Tutorial 3: File Header

In this tutorial, we will study the file header portion of the PE header.

Let's summarize what we have learned so far:

  • DOS MZ header is called IMAGE_DOS_HEADER. Only two of its members are important to us: e_magic which contains the string "MZ" and e_lfanew which contains the file offset of the PE header.
  • We use the value in e_magic to check if the file has a valid DOS header by comparing it to the value IMAGE_DOS_SIGNATURE. If both values match, we can assume that the file has a valid DOS header.
  • In order to go to the PE header, we must move the file pointer to the offset specified by the value in e_lfanew.
  • The first dword of the PE header should contain the string "PE" followed by two zeroes. We compare the value in this dword to the value IMAGE_NT_SIGNATURE. If they match, then we can assume that the PE header is valid.

We will learn more about the PE header in this tutorial. The official name of the PE header is IMAGE_NT_HEADERS. To refresh your memory, I show it below.

    Signature dd ?
    FileHeader IMAGE_FILE_HEADER <>
    OptionalHeader IMAGE_OPTIONAL_HEADER32 <>

Signature is the PE signature, "PE" followed by two zeroes. You already know and use this member.
FileHeader is a structure that contains the information about the physical layout/properies of the PE file in general.
OptionalHeader is also a structure that contains the information about the logical layout inside the PE file.

The most interesting information is in OptionalHeader. However, some fields in FileHeader are also important. We will learn about FileHeader in this tutorial so we can move to study OptionalHeader in the next tutorials.

    Machine WORD ?
    NumberOfSections WORD ?
     TimeDateStamp dd ?
    PointerToSymbolTable dd ?
    NumberOfSymbols dd ?
    SizeOfOptionalHeader WORD ?
    Characteristics WORD ?
Field name Meanings
Machine The CPU platform the file is intended for. For Intel platform, the value is IMAGE_FILE_MACHINE_I386 (14Ch). I tried to use 14Dh and 14Eh as stated in the pe.txt by LUEVELSMEYER but Windows refused to run it. This field is rarely of interest to us except as a quick way of preventing a program to be executed.
NumberOfSections The number of sections in the file. We will need to modify the value in this member if we add or delete a section from the file.
TimeDateStamp The date and time the file is created. Not useful to us.
PointerToSymbolTable used for debugging.
NumberOfSymbols used for debugging.
SizeOfOptionalHeader The size of the OptionalHeader member that immediately follows this structure. Must be set to a valid value.
Characteristics Contains flags for the file, such as whether this file is an exe or a dll.

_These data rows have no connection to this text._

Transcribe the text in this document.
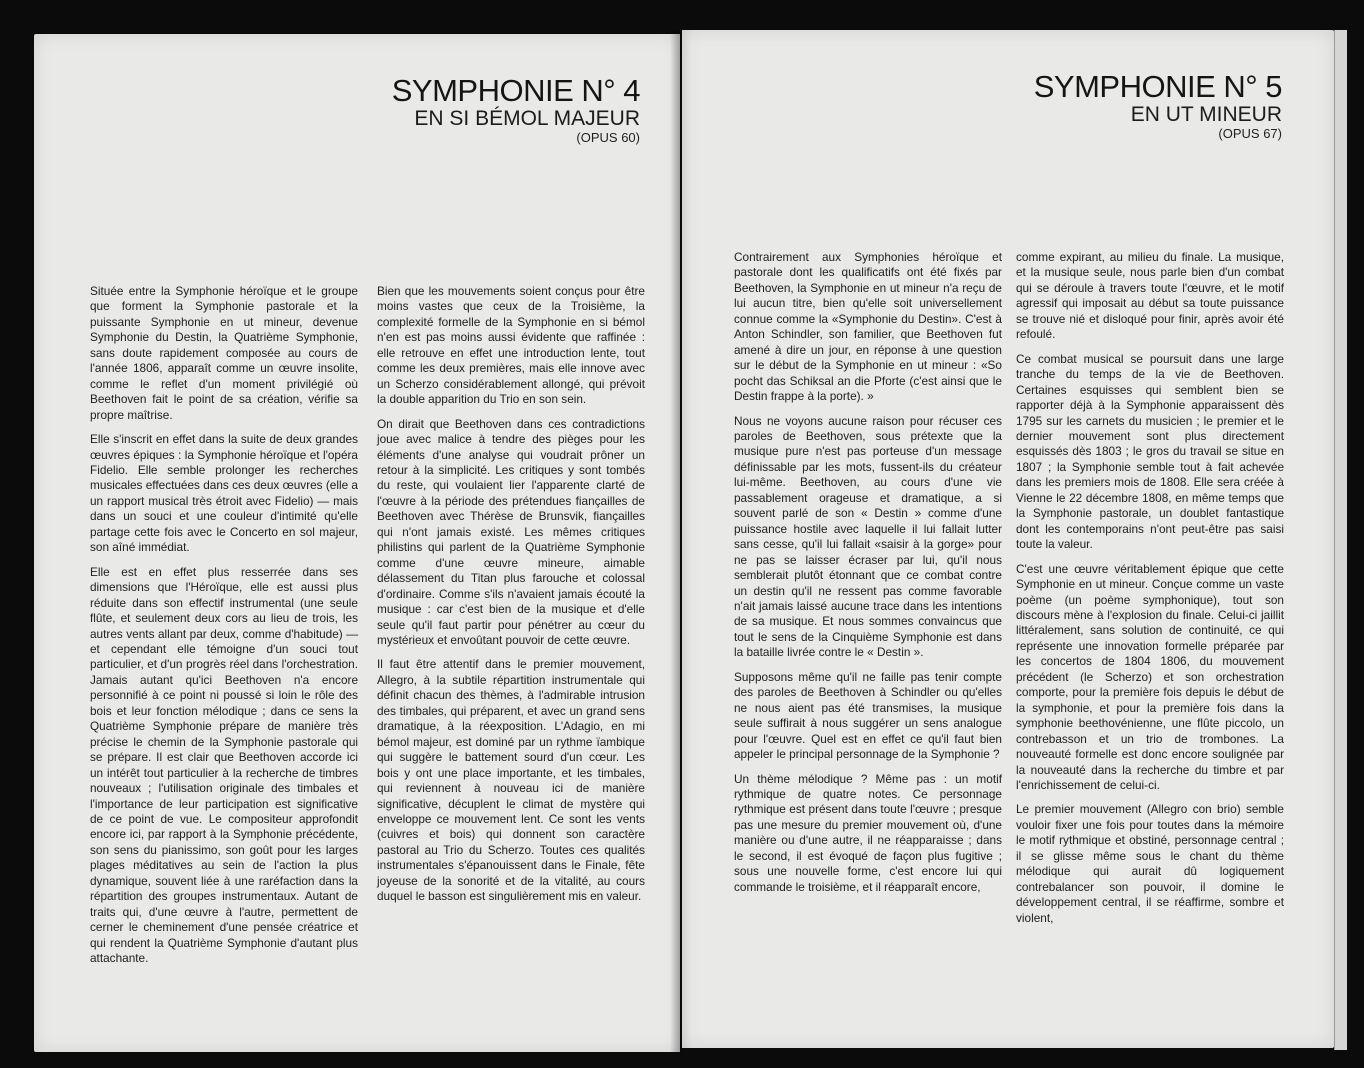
SYMPHONIE N° 4
EN SI BÉMOL MAJEUR
(OPUS 60)

Située entre la Symphonie héroïque et le groupe que forment la Symphonie pastorale et la puissante Symphonie en ut mineur, devenue Symphonie du Destin, la Quatrième Symphonie, sans doute rapidement composée au cours de l'année 1806, apparaît comme un œuvre insolite, comme le reflet d'un moment privilégié où Beethoven fait le point de sa création, vérifie sa propre maîtrise.

Elle s'inscrit en effet dans la suite de deux grandes œuvres épiques : la Symphonie héroïque et l'opéra Fidelio. Elle semble prolonger les recherches musicales effectuées dans ces deux œuvres (elle a un rapport musical très étroit avec Fidelio) — mais dans un souci et une couleur d'intimité qu'elle partage cette fois avec le Concerto en sol majeur, son aîné immédiat.

Elle est en effet plus resserrée dans ses dimensions que l'Héroïque, elle est aussi plus réduite dans son effectif instrumental (une seule flûte, et seulement deux cors au lieu de trois, les autres vents allant par deux, comme d'habitude) — et cependant elle témoigne d'un souci tout particulier, et d'un progrès réel dans l'orchestration. Jamais autant qu'ici Beethoven n'a encore personnifié à ce point ni poussé si loin le rôle des bois et leur fonction mélodique ; dans ce sens la Quatrième Symphonie prépare de manière très précise le chemin de la Symphonie pastorale qui se prépare. Il est clair que Beethoven accorde ici un intérêt tout particulier à la recherche de timbres nouveaux ; l'utilisation originale des timbales et l'importance de leur participation est significative de ce point de vue. Le compositeur approfondit encore ici, par rapport à la Symphonie précédente, son sens du pianissimo, son goût pour les larges plages méditatives au sein de l'action la plus dynamique, souvent liée à une raréfaction dans la répartition des groupes instrumentaux. Autant de traits qui, d'une œuvre à l'autre, permettent de cerner le cheminement d'une pensée créatrice et qui rendent la Quatrième Symphonie d'autant plus attachante.

Bien que les mouvements soient conçus pour être moins vastes que ceux de la Troisième, la complexité formelle de la Symphonie en si bémol n'en est pas moins aussi évidente que raffinée : elle retrouve en effet une introduction lente, tout comme les deux premières, mais elle innove avec un Scherzo considérablement allongé, qui prévoit la double apparition du Trio en son sein.

On dirait que Beethoven dans ces contradictions joue avec malice à tendre des pièges pour les éléments d'une analyse qui voudrait prôner un retour à la simplicité. Les critiques y sont tombés du reste, qui voulaient lier l'apparente clarté de l'œuvre à la période des prétendues fiançailles de Beethoven avec Thérèse de Brunsvik, fiançailles qui n'ont jamais existé. Les mêmes critiques philistins qui parlent de la Quatrième Symphonie comme d'une œuvre mineure, aimable délassement du Titan plus farouche et colossal d'ordinaire. Comme s'ils n'avaient jamais écouté la musique : car c'est bien de la musique et d'elle seule qu'il faut partir pour pénétrer au cœur du mystérieux et envoûtant pouvoir de cette œuvre.

Il faut être attentif dans le premier mouvement, Allegro, à la subtile répartition instrumentale qui définit chacun des thèmes, à l'admirable intrusion des timbales, qui préparent, et avec un grand sens dramatique, à la réexposition. L'Adagio, en mi bémol majeur, est dominé par un rythme ïambique qui suggère le battement sourd d'un cœur. Les bois y ont une place importante, et les timbales, qui reviennent à nouveau ici de manière significative, décuplent le climat de mystère qui enveloppe ce mouvement lent. Ce sont les vents (cuivres et bois) qui donnent son caractère pastoral au Trio du Scherzo. Toutes ces qualités instrumentales s'épanouissent dans le Finale, fête joyeuse de la sonorité et de la vitalité, au cours duquel le basson est singulièrement mis en valeur.

SYMPHONIE N° 5
EN UT MINEUR
(OPUS 67)

Contrairement aux Symphonies héroïque et pastorale dont les qualificatifs ont été fixés par Beethoven, la Symphonie en ut mineur n'a reçu de lui aucun titre, bien qu'elle soit universellement connue comme la «Symphonie du Destin». C'est à Anton Schindler, son familier, que Beethoven fut amené à dire un jour, en réponse à une question sur le début de la Symphonie en ut mineur : «So pocht das Schiksal an die Pforte (c'est ainsi que le Destin frappe à la porte). »

Nous ne voyons aucune raison pour récuser ces paroles de Beethoven, sous prétexte que la musique pure n'est pas porteuse d'un message définissable par les mots, fussent-ils du créateur lui-même. Beethoven, au cours d'une vie passablement orageuse et dramatique, a si souvent parlé de son « Destin » comme d'une puissance hostile avec laquelle il lui fallait lutter sans cesse, qu'il lui fallait «saisir à la gorge» pour ne pas se laisser écraser par lui, qu'il nous semblerait plutôt étonnant que ce combat contre un destin qu'il ne ressent pas comme favorable n'ait jamais laissé aucune trace dans les intentions de sa musique. Et nous sommes convaincus que tout le sens de la Cinquième Symphonie est dans la bataille livrée contre le « Destin ».

Supposons même qu'il ne faille pas tenir compte des paroles de Beethoven à Schindler ou qu'elles ne nous aient pas été transmises, la musique seule suffirait à nous suggérer un sens analogue pour l'œuvre. Quel est en effet ce qu'il faut bien appeler le principal personnage de la Symphonie ?

Un thème mélodique ? Même pas : un motif rythmique de quatre notes. Ce personnage rythmique est présent dans toute l'œuvre ; presque pas une mesure du premier mouvement où, d'une manière ou d'une autre, il ne réapparaisse ; dans le second, il est évoqué de façon plus fugitive ; sous une nouvelle forme, c'est encore lui qui commande le troisième, et il réapparaît encore,

comme expirant, au milieu du finale. La musique, et la musique seule, nous parle bien d'un combat qui se déroule à travers toute l'œuvre, et le motif agressif qui imposait au début sa toute puissance se trouve nié et disloqué pour finir, après avoir été refoulé.

Ce combat musical se poursuit dans une large tranche du temps de la vie de Beethoven. Certaines esquisses qui semblent bien se rapporter déjà à la Symphonie apparaissent dès 1795 sur les carnets du musicien ; le premier et le dernier mouvement sont plus directement esquissés dès 1803 ; le gros du travail se situe en 1807 ; la Symphonie semble tout à fait achevée dans les premiers mois de 1808. Elle sera créée à Vienne le 22 décembre 1808, en même temps que la Symphonie pastorale, un doublet fantastique dont les contemporains n'ont peut-être pas saisi toute la valeur.

C'est une œuvre véritablement épique que cette Symphonie en ut mineur. Conçue comme un vaste poème (un poème symphonique), tout son discours mène à l'explosion du finale. Celui-ci jaillit littéralement, sans solution de continuité, ce qui représente une innovation formelle préparée par les concertos de 1804 1806, du mouvement précédent (le Scherzo) et son orchestration comporte, pour la première fois depuis le début de la symphonie, et pour la première fois dans la symphonie beethovénienne, une flûte piccolo, un contrebasson et un trio de trombones. La nouveauté formelle est donc encore soulignée par la nouveauté dans la recherche du timbre et par l'enrichissement de celui-ci.

Le premier mouvement (Allegro con brio) semble vouloir fixer une fois pour toutes dans la mémoire le motif rythmique et obstiné, personnage central ; il se glisse même sous le chant du thème mélodique qui aurait dû logiquement contrebalancer son pouvoir, il domine le développement central, il se réaffirme, sombre et violent,
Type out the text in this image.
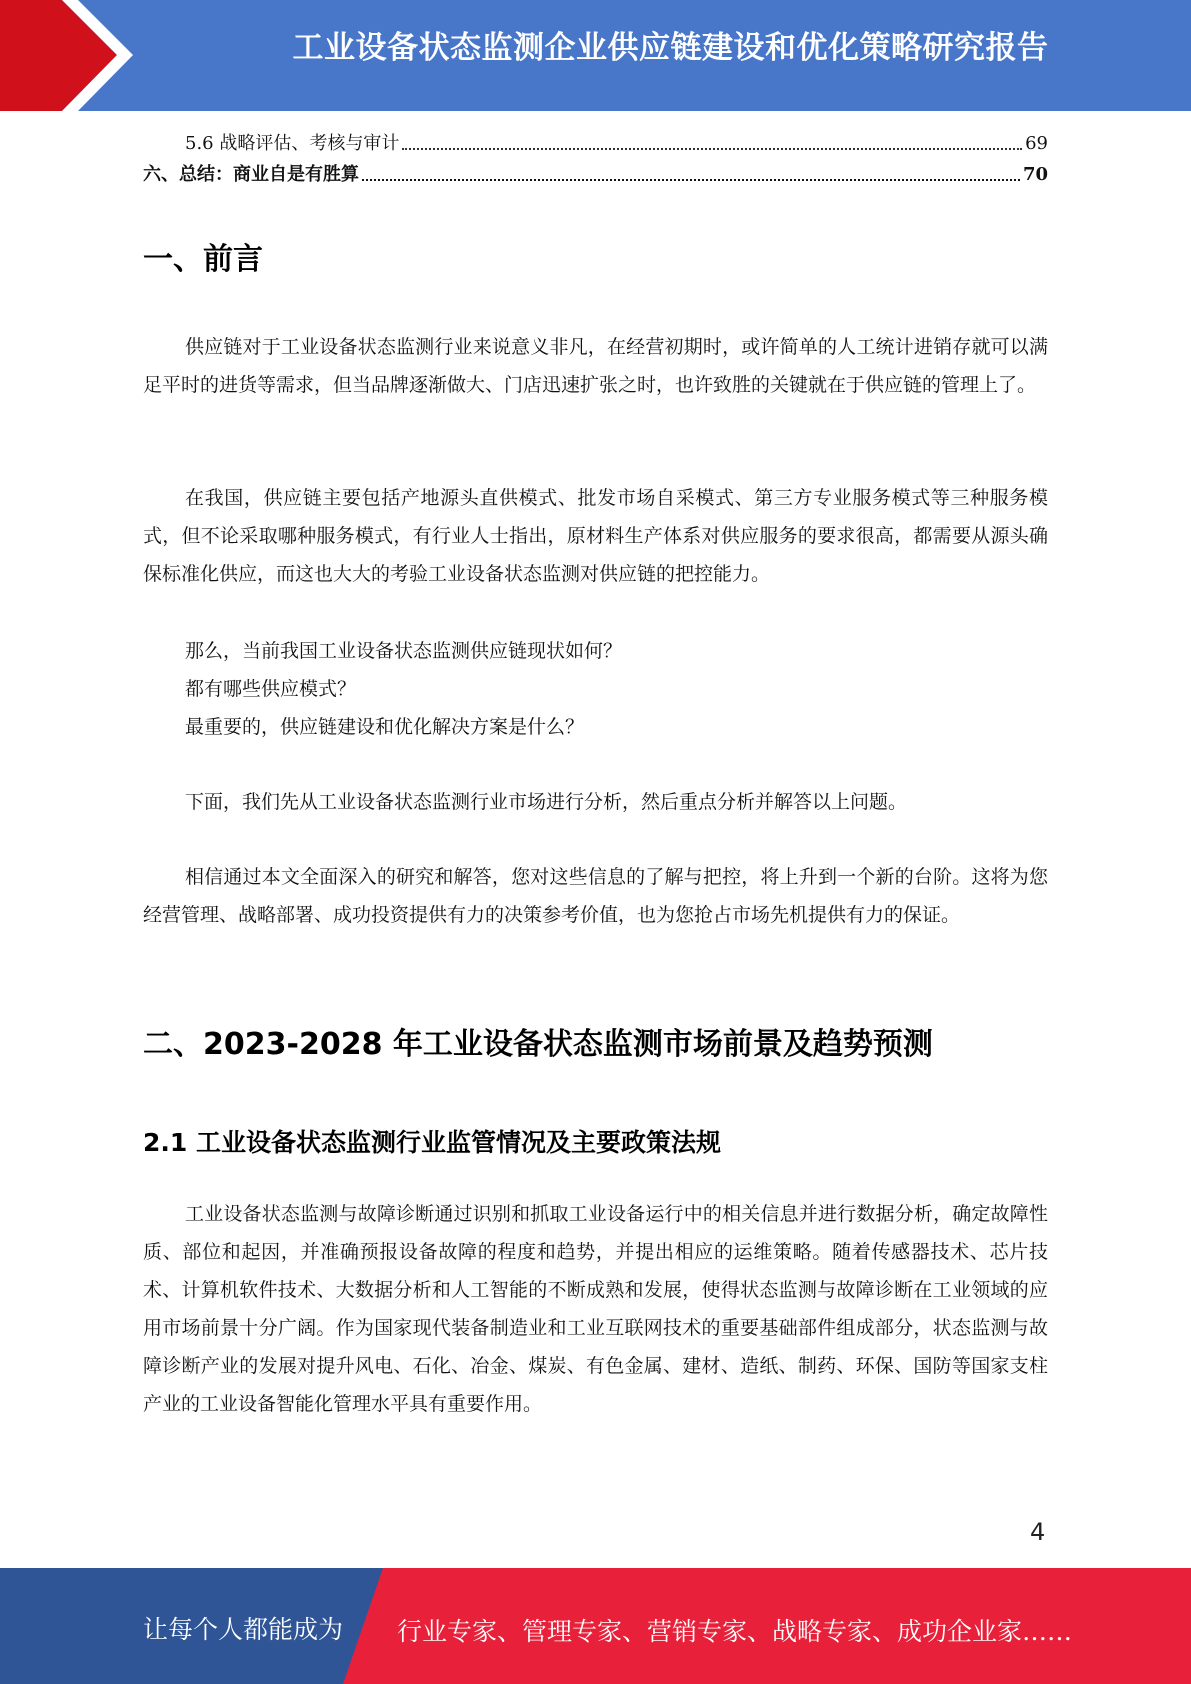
工业设备状态监测企业供应链建设和优化策略研究报告
5.6 战略评估、考核与审计	69
六、总结：商业自是有胜算	70
一、前言
供应链对于工业设备状态监测行业来说意义非凡，在经营初期时，或许简单的人工统计进销存就可以满足平时的进货等需求，但当品牌逐渐做大、门店迅速扩张之时，也许致胜的关键就在于供应链的管理上了。
在我国，供应链主要包括产地源头直供模式、批发市场自采模式、第三方专业服务模式等三种服务模式，但不论采取哪种服务模式，有行业人士指出，原材料生产体系对供应服务的要求很高，都需要从源头确保标准化供应，而这也大大的考验工业设备状态监测对供应链的把控能力。
那么，当前我国工业设备状态监测供应链现状如何？
都有哪些供应模式？
最重要的，供应链建设和优化解决方案是什么？
下面，我们先从工业设备状态监测行业市场进行分析，然后重点分析并解答以上问题。
相信通过本文全面深入的研究和解答，您对这些信息的了解与把控，将上升到一个新的台阶。这将为您经营管理、战略部署、成功投资提供有力的决策参考价值，也为您抢占市场先机提供有力的保证。
二、2023-2028 年工业设备状态监测市场前景及趋势预测
2.1 工业设备状态监测行业监管情况及主要政策法规
工业设备状态监测与故障诊断通过识别和抓取工业设备运行中的相关信息并进行数据分析，确定故障性质、部位和起因，并准确预报设备故障的程度和趋势，并提出相应的运维策略。随着传感器技术、芯片技术、计算机软件技术、大数据分析和人工智能的不断成熟和发展，使得状态监测与故障诊断在工业领域的应用市场前景十分广阔。作为国家现代装备制造业和工业互联网技术的重要基础部件组成部分，状态监测与故障诊断产业的发展对提升风电、石化、冶金、煤炭、有色金属、建材、造纸、制药、环保、国防等国家支柱产业的工业设备智能化管理水平具有重要作用。
4
让每个人都能成为 行业专家、管理专家、营销专家、战略专家、成功企业家……
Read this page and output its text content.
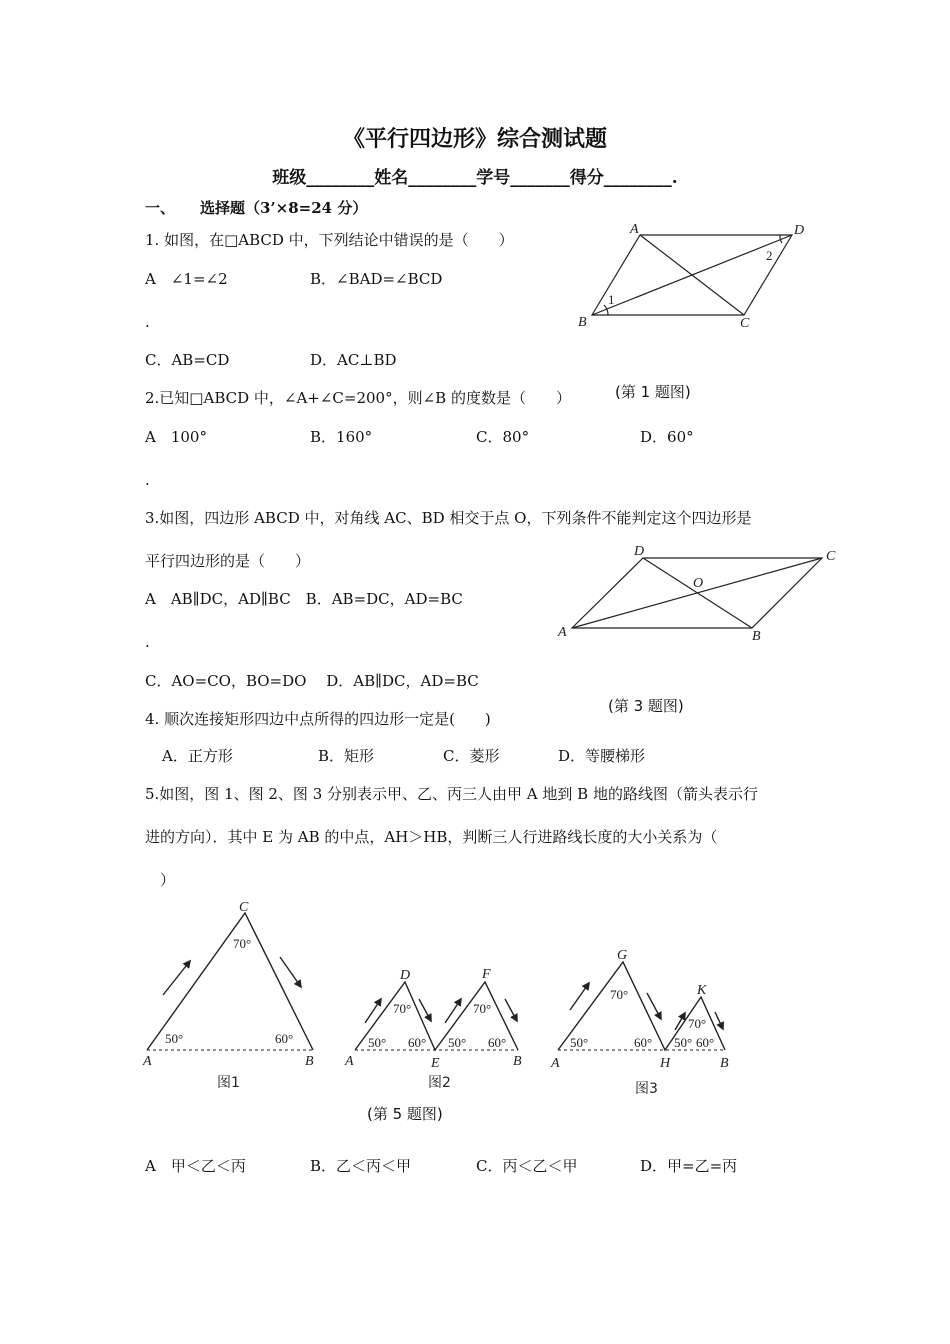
《平行四边形》综合测试题
班级________姓名________学号_______得分________.
一、 选择题（3’×8=24 分）
1. 如图，在□ABCD 中，下列结论中错误的是（　　）
A　∠1=∠2	B．∠BAD=∠BCD
.
C．AB=CD	D．AC⊥BD
A	D
B	C
1
2
(第 1 题图)
2.已知□ABCD 中，∠A+∠C=200°，则∠B 的度数是（　　）
A　100°	B．160°	C．80°	D．60°
.
3.如图，四边形 ABCD 中，对角线 AC、BD 相交于点 O，下列条件不能判定这个四边形是
平行四边形的是（　　）
A　AB∥DC，AD∥BC　B．AB=DC，AD=BC
.
C．AO=CO，BO=DO　 D．AB∥DC，AD=BC
D	C
A	B
O
(第 3 题图)
4. 顺次连接矩形四边中点所得的四边形一定是(　　)
A．正方形	B．矩形	C．菱形	D．等腰梯形
5.如图，图 1、图 2、图 3 分别表示甲、乙、丙三人由甲 A 地到 B 地的路线图（箭头表示行
进的方向）．其中 E 为 AB 的中点，AH＞HB，判断三人行进路线长度的大小关系为（
）
C
A	B
70°
50°	60°
图1
D	F
A	E	B
70°	70°
50° 60° 50° 60°
图2
G
K
A	H	B
70°
70°
50°	60° 50° 60°
图3
(第 5 题图)
A　甲＜乙＜丙	B．乙＜丙＜甲	C．丙＜乙＜甲	D．甲=乙=丙
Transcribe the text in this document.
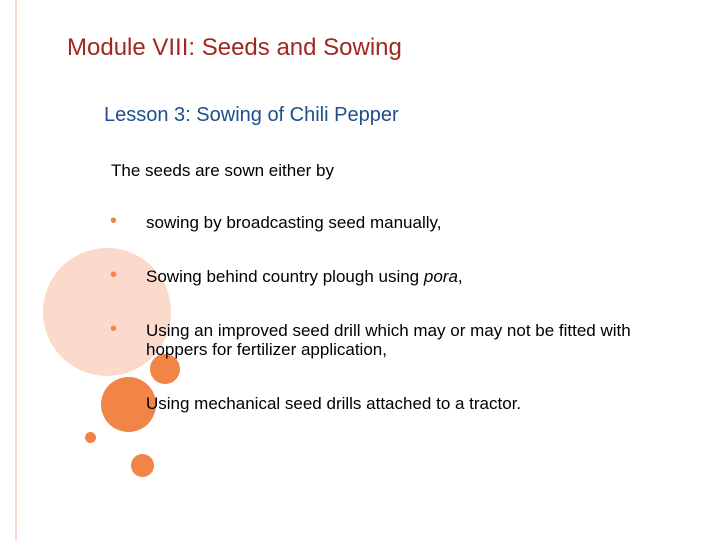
Module VIII: Seeds and Sowing
Lesson 3: Sowing of Chili Pepper
The seeds are sown either by
• sowing by broadcasting seed manually,
• Sowing behind country plough using pora,
• Using an improved seed drill which may or may not be fitted with hoppers for fertilizer application,
• Using mechanical seed drills attached to a tractor.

In summary, only three members are somewhat useful to us: Machine, NumberOfSections and Characteristics. You would normally not change the values of Machine and Characteristics but you must use the value in NumberOfSections when you're walking the section table.
I'm jumping the gun here but in order to illustrate the use of NumberOfSections, I need to digress briefly to the section table.

The section table is an array of structures. Each structure contains the information of a section. Thus if there are 3 sections, there will be 3 members in this array. You need the value in NumberOfSections so you know how many members there are in the array. You would think that checking for the structure with all zeroes in its members would help. Windows does use this approach. You can verify this fact by setting the value in NumberOfSections to a value higher than the real value and Windows still runs the file without problem. From my observation, I think Windows reads the value in NumberOfSections and examines each structure in the section table. If it finds a structure that contains all zeroes, it terminates the search. Else it would process until the number of structures specified in NumberOfSections is met. Why can't we ignore the value in NumberOfSections? Several reasons. The PE specification doesn't specify that the section table array must end with an all-zero structure. Thus there may be a situation where the last array member is contiguous to the first section, without empty space at all. Another reason has to do with bound imports. The new-style binding puts the information immediately following the section table's last structure array member. Thus you still need NumberOfSections.